When there’s background music at a yoga class in Chicago, it’s usually a Ravi Shankar raga, hotel-lobby-style acid jazz, or New Age crap from Windham Hill Records. But Sara Strother, an instructor at Bucktown yoga studio Yogaview, does things a little differently. For “Living Loving Yoga,” a class that was held on Thursday, May 5, she set her instruction to the music of Led Zeppelin, giving students an opportunity to rock out while doing asanas (poses and stretches).
She began the class by telling a story about a drunken karaoke party she attended in a Japanese trailer park during her two-year stint in the country teaching yoga. After her companions sang their hearts out to J-pop tunes, she did her best impression of singer Robert Plant’s cock-rock swagger while belting out Zep’s “Whole Lotta Love.” “The others went from being red in the face to looking like they’d just seen a ghost,” she recalled.

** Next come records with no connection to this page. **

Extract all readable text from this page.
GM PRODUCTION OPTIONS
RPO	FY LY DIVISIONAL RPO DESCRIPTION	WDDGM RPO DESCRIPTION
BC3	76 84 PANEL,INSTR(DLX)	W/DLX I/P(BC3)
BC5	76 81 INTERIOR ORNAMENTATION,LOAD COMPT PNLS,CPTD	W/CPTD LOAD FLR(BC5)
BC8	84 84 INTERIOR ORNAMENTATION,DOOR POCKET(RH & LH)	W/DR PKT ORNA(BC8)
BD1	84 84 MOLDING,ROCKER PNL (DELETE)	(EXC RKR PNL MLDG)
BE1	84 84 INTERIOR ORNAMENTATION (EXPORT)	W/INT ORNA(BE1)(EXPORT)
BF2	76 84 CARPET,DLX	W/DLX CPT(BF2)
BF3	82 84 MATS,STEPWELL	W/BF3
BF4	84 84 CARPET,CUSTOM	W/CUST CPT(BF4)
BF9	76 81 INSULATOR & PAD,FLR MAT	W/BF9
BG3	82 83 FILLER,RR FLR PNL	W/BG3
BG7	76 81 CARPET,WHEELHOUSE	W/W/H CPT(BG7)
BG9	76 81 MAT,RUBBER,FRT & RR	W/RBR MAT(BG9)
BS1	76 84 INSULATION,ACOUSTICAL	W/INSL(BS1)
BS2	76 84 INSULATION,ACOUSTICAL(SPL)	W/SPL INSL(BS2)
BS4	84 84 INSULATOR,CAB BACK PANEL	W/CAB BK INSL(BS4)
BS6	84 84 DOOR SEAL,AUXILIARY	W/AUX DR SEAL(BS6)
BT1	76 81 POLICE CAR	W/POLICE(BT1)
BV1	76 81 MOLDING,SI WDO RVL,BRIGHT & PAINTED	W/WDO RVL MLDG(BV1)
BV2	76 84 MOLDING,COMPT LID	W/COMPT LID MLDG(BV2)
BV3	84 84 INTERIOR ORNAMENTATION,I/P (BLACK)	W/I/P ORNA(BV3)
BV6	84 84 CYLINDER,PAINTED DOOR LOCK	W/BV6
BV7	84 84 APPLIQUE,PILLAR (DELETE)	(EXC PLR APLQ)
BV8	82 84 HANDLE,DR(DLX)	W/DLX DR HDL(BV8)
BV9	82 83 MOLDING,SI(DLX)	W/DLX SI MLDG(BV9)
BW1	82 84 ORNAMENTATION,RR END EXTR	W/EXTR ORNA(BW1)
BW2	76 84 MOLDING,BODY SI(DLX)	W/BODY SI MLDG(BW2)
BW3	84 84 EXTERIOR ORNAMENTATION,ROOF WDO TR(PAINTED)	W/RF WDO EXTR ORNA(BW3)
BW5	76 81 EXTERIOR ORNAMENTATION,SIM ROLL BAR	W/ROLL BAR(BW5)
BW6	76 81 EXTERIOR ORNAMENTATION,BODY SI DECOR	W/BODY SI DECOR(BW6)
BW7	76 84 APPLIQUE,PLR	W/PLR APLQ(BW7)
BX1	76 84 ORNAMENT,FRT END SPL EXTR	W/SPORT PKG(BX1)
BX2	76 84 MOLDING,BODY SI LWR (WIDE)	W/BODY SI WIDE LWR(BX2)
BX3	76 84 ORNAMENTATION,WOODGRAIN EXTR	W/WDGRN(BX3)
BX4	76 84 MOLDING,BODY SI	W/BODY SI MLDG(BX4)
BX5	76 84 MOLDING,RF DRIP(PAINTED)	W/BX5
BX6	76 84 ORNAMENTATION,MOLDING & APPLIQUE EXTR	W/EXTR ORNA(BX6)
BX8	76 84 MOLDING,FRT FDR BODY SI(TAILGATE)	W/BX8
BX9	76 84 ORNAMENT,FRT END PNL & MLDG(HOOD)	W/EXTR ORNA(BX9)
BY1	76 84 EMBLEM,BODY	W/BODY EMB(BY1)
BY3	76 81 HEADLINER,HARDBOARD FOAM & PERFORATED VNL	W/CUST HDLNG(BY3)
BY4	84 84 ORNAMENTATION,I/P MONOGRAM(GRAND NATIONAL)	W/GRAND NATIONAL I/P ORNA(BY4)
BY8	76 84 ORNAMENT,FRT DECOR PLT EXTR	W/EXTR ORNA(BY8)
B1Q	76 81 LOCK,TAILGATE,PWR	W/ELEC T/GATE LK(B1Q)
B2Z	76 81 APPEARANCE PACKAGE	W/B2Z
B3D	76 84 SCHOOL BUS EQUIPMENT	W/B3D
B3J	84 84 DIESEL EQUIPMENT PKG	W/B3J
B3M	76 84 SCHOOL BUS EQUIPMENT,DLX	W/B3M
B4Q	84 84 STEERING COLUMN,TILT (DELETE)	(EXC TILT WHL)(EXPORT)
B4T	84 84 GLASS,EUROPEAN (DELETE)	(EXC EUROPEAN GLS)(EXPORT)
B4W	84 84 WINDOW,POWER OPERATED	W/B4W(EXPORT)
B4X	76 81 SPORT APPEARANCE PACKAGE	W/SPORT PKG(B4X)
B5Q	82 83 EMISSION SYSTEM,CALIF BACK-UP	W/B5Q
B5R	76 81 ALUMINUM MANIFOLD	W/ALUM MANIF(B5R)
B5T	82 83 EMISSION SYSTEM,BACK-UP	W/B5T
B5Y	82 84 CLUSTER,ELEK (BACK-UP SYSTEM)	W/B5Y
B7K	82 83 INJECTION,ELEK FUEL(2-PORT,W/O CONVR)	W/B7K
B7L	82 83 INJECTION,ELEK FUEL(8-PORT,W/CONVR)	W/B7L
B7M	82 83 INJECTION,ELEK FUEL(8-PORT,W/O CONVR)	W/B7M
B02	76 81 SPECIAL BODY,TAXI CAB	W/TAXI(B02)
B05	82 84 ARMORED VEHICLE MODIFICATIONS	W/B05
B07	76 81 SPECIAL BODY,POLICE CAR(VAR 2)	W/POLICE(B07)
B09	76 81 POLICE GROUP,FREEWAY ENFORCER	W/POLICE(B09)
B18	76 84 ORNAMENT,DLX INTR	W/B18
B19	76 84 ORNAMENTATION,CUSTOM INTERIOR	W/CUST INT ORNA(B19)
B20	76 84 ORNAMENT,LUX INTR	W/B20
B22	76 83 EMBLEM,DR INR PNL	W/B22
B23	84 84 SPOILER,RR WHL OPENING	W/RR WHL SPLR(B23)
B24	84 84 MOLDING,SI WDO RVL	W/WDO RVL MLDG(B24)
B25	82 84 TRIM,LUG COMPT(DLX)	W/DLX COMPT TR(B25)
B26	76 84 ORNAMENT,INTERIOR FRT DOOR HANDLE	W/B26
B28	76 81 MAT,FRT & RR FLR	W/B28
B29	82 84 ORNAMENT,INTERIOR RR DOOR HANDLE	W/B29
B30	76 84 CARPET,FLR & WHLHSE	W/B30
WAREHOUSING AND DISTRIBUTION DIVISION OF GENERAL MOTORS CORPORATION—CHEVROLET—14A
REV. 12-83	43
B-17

Predictably, the ultimate Zep track for yoga was “Kashmir.” The song’s trudging rhythm synched perfectly with our vinyasas, which are breath-based movements. On the other hand, the percolating bass and drums on the chorus of “Ramble On” set heads bobbing and toes wiggling. The lyrics include a laughable, Lord of the Rings reference (“‘Twas in the darkest depths of Mordor / I met a girl so fair / But Gollum, and the Evil One crept up / And slipped away with her”).